FOXN1 forms higher-order nuclear condensates displaced by mutations causing immunodeficiency
ROTA I., HANDEL A., MAIO S., Klein F., Dhalla F., DEADMAN M., Cheuk S., NEWMAN J., Michaels Y., Zuklys S., Prevot N., HUBLITZ P., CHARLES P., Gkazi A., ADAMOPOULOU E., Quasim W., Davies EG., Hanson C., PAGNAMENTA A., CAMPS C., DREAU H., White A., James K., FISCHER R., GILEADI O., TAYLOR J., FULGA T., LAGERHOLM BC., Anderson G., SEZGIN E., HOLLANDER G.
The transcription factor FOXN1 is a master regulator of thymic epithelial cell development and function. Here we demonstrate that FOXN1 expression is differentially regulated during organogenesis and participates in multi-molecular nuclear condensates essential for the factor’s transcriptional activity. FOXN1’s C terminal sequence regulates the diffusion velocity within these aggregates and modulates the binding to proximal gene regulatory regions. These dynamics are significantly altered in a patient with a mutant FOXN1 which is modified in its C terminal sequence. This mutant is transcriptionally inactive and acts as a dominant negative factor displacing wild-type FOXN1 from condensates and causing athymia and severe lymphopenia in heterozygotes.
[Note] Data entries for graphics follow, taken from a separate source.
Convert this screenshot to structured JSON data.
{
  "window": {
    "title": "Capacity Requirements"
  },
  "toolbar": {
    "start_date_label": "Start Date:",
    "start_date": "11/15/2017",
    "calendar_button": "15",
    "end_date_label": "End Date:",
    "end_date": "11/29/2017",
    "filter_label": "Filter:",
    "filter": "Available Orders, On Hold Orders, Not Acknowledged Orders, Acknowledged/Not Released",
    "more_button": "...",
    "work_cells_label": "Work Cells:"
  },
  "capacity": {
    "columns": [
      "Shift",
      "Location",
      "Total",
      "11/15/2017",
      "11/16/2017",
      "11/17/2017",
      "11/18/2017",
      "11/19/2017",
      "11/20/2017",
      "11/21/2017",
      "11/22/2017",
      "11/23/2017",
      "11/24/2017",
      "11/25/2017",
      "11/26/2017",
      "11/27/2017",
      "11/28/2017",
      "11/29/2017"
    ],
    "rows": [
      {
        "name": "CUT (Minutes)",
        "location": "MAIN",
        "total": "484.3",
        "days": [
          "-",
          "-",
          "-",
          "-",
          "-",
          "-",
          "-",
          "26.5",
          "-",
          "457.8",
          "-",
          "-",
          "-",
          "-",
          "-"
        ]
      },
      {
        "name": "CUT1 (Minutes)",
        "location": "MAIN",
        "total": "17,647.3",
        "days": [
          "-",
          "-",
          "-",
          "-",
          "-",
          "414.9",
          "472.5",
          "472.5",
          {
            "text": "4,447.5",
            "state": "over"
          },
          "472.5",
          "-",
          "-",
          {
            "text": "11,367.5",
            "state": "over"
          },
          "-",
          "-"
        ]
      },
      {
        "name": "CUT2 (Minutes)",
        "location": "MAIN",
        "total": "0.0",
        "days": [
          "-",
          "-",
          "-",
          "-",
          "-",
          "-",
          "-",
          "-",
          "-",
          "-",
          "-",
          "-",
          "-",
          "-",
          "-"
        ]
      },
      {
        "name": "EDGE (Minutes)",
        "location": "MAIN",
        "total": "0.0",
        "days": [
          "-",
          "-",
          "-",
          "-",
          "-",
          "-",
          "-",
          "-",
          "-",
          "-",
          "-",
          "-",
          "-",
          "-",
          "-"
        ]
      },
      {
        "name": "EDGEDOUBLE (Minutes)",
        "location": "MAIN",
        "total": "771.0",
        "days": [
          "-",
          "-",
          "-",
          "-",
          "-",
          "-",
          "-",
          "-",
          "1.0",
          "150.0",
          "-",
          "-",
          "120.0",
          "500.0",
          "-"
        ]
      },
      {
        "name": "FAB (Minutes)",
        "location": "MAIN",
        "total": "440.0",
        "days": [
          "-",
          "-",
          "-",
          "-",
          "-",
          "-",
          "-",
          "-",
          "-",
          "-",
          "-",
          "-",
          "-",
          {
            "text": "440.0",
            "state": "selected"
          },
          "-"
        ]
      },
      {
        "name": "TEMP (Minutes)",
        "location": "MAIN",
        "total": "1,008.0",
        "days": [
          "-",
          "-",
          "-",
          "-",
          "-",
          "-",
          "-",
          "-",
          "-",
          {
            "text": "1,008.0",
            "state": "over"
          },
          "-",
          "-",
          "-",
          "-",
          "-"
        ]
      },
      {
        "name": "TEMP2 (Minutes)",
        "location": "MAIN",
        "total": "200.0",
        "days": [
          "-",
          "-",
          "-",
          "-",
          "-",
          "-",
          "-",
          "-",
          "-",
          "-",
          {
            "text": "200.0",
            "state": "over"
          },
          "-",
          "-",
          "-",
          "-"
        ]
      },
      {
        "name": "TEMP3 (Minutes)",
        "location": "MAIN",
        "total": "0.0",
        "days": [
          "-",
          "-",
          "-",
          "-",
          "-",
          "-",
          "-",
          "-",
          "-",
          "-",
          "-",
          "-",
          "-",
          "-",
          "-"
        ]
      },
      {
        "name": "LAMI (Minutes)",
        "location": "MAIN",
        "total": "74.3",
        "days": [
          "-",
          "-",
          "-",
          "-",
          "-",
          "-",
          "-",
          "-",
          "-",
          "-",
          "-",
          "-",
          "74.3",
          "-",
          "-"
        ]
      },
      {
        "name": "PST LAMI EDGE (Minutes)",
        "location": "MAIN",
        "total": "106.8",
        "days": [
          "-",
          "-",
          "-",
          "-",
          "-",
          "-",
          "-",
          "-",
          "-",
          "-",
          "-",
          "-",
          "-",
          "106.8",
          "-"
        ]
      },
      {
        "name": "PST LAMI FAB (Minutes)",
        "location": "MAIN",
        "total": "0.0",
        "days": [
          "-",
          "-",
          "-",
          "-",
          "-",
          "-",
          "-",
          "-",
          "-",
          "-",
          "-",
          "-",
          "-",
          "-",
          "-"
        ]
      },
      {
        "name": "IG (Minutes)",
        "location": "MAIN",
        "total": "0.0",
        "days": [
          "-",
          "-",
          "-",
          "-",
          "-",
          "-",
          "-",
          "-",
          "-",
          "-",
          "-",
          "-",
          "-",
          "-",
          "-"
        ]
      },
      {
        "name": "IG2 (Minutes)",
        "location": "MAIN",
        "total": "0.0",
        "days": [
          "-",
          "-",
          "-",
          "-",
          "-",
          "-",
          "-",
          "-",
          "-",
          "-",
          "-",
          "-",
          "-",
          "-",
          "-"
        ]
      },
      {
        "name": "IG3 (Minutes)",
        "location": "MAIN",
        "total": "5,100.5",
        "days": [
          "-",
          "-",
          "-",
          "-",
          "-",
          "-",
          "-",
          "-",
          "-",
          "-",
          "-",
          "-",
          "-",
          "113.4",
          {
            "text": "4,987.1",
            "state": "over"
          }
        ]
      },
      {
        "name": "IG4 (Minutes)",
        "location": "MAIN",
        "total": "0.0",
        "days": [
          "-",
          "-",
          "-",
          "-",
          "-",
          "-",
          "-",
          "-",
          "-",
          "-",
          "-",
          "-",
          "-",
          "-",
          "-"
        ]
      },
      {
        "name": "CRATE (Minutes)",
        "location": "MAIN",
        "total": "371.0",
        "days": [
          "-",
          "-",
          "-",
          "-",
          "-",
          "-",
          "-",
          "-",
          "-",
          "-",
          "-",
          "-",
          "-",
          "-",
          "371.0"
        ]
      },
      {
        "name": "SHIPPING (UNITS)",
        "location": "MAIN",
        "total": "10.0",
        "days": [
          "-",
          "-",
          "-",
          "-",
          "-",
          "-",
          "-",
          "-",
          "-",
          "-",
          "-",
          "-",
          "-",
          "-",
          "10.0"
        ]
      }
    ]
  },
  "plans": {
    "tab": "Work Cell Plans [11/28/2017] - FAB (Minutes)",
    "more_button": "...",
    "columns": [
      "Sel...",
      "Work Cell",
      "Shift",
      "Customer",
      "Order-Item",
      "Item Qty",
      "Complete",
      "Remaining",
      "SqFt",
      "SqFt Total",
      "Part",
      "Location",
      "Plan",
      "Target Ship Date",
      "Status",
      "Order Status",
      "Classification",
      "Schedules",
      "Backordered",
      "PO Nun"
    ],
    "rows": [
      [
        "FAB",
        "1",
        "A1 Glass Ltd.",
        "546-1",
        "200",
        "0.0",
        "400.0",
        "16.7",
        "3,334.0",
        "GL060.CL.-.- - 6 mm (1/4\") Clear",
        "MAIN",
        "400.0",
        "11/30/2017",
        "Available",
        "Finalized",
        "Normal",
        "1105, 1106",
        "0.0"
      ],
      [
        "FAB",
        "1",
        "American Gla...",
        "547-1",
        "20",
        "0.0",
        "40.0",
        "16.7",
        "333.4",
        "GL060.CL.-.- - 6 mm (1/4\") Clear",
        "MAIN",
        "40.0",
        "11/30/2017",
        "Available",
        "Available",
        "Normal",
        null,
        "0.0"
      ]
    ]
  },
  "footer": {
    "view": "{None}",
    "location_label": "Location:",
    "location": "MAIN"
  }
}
Expression of the mutated mouse ortholog, selectively impairs mouse thymic epithelial cell (TEC) differentiation revealing a gene dose dependency for individual TEC subtypes. We have therefore identified the cause for a primary immunodeficiency disease and determined the mechanism by which this FOXN1 gain-of-function mutant mediates its dominant negative effect.